Ms. Kaplan, who reminds people that she has been teaching at the school “long enough to remember when it was still called Junior High School 67,” spent a year getting the program under way. There was no place in the budget for it, nor was there much time in an already crowded school day.
Undaunted, Ms. Kaplan donated a TV and VCR to the school and begged local video stores for contributions of tapes for a film library. She spent evenings and weekends on the phone, garnering support from colleagues, parents, and school administrators, looking for ways to shift schedules so no other subjects would be neglected.
“Film on Fridays, if you’ll excuse the expression, is no Mickey Mouse class,” she says. “We meet just one afternoon a week on school time, so I expect students to do a great deal of work at home.” The curriculum includes writing film reviews as well as papers on acting and directing techniques, even the history and business of movie-making.
Students in Ms. Kaplan’s class eagerly anticipate new experiences as they develop into mature filmgoers and critics.
“I’ll be thirteen next month, so I’m hoping my mom lets me go to PG-13 movies from now on,” says Jenny Wong. “I think I’ll be like totally in college before I can see any R-rated stuff, though.”
The Times article included a photo of me lecturing to students. Behind me is a giant poster for West Side Story, which I first saw when I was Jenny’s age. I tell the kids that Lincoln Center now stands on the streets where the movie was filmed. I don’t tell
them that Kenny Scott, the heartthrob of my eighth grade class, gave me my first French kiss during the chorus of “Officer Krupke.”
The article makes me sound like a natural born teacher. Like Miss Jean Brodie, still in her prime, “putting old heads on young shoulders.” When my mother read the Times piece, she reminded me that in college I had resisted my parents’ advice to become a teacher. Mom and Dad thought that college was unnecessary for girls anyway, except as a venue for snaring an educated husband. However, a married woman (of course, they were certain I’d get married) who became a teacher would work only during the same hours when her children (of course, there would be children) were in school. I tormented my parents by changing my major a few times a semester during my first two years at Buffalo. The more obscure the field of study, the more difficult for my parents to understand, the better. I was especially pleased with myself during my sophomore year, when I imagined my mother trying to explain to her Mah Jong group that I was majoring in Ethical Social Systems, which I soon changed to Slavic Literature, and then Medieval Art History.

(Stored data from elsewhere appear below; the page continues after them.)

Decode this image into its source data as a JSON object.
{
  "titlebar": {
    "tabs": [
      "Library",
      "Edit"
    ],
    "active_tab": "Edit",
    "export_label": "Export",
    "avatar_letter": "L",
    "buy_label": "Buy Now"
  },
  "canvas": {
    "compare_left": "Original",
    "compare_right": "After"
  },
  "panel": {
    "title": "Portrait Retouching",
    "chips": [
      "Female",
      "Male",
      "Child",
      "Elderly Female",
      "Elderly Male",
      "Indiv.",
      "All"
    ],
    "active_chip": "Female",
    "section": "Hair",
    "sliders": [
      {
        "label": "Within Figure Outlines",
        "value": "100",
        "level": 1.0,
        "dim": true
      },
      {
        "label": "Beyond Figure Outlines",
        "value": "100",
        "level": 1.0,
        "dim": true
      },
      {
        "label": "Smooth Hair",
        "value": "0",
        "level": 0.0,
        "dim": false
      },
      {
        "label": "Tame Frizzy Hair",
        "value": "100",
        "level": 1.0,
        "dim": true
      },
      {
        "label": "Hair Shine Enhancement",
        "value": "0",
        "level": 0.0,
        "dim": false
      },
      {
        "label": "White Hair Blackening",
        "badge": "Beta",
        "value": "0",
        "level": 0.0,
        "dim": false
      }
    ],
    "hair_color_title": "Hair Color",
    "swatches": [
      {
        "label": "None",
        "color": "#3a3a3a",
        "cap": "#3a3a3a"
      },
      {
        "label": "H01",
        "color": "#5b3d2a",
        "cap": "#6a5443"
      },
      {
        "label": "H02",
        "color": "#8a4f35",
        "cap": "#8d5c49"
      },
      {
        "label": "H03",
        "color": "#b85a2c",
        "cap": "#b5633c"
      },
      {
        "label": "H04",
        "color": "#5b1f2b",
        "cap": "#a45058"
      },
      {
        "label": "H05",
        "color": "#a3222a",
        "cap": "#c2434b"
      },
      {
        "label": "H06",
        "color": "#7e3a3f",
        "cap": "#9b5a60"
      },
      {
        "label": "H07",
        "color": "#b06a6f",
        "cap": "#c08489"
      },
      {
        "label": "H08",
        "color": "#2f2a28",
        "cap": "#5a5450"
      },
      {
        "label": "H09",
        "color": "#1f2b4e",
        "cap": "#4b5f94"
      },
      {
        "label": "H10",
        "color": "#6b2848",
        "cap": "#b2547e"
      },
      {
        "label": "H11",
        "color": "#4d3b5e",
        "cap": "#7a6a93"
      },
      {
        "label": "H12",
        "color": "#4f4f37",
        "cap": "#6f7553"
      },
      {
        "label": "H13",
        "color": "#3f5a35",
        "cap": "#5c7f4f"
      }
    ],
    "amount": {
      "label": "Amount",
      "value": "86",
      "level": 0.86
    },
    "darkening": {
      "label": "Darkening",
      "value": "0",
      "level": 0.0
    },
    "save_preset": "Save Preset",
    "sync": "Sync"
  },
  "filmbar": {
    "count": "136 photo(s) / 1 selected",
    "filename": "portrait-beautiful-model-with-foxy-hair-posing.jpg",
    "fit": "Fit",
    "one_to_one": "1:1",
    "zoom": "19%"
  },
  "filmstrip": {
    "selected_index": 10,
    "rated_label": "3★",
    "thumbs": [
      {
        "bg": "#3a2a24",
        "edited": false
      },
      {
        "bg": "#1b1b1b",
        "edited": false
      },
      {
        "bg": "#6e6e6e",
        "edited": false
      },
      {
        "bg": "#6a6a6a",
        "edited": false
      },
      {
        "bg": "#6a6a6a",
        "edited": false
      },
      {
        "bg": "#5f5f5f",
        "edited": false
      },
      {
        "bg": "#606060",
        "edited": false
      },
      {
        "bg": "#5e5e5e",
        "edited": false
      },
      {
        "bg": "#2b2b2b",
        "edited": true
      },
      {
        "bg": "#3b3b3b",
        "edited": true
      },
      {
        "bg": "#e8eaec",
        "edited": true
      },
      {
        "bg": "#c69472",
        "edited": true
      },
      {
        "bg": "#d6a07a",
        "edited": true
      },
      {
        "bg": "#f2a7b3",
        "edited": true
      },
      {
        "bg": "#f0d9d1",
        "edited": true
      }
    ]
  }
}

The summer following that year, I had a job as a counselor at an underprivileged children’s camp in the Catskills. In the mornings, the counselors—college students like me—did schoolwork with the campers. Sitting in the camp cafeteria and helping the kids sound out words in their simple books, I instinctively understood how to teach them to read without making them feel ashamed. In the fall, I changed my college major, for good, to reading education.
I used to worry about my image—the spinster schoolteacher—but I’m long past that. It seems silly now, but I sometimes felt as if people my age who were aggressively making their mark on the world viewed my career choice as uninspired. “Those who can, do; those who can’t, teach”—a saying I loathe. I remember wishing for an impressive job title, or at least a business card to offer when a man handed me his and asked for mine. I don’t give a damn anymore about what other people think. One of the few benefits of getting older. Besides, the truth is that I am happier at work than most people I know, including the corporate ladder-climbers who were so quick to judge me years ago.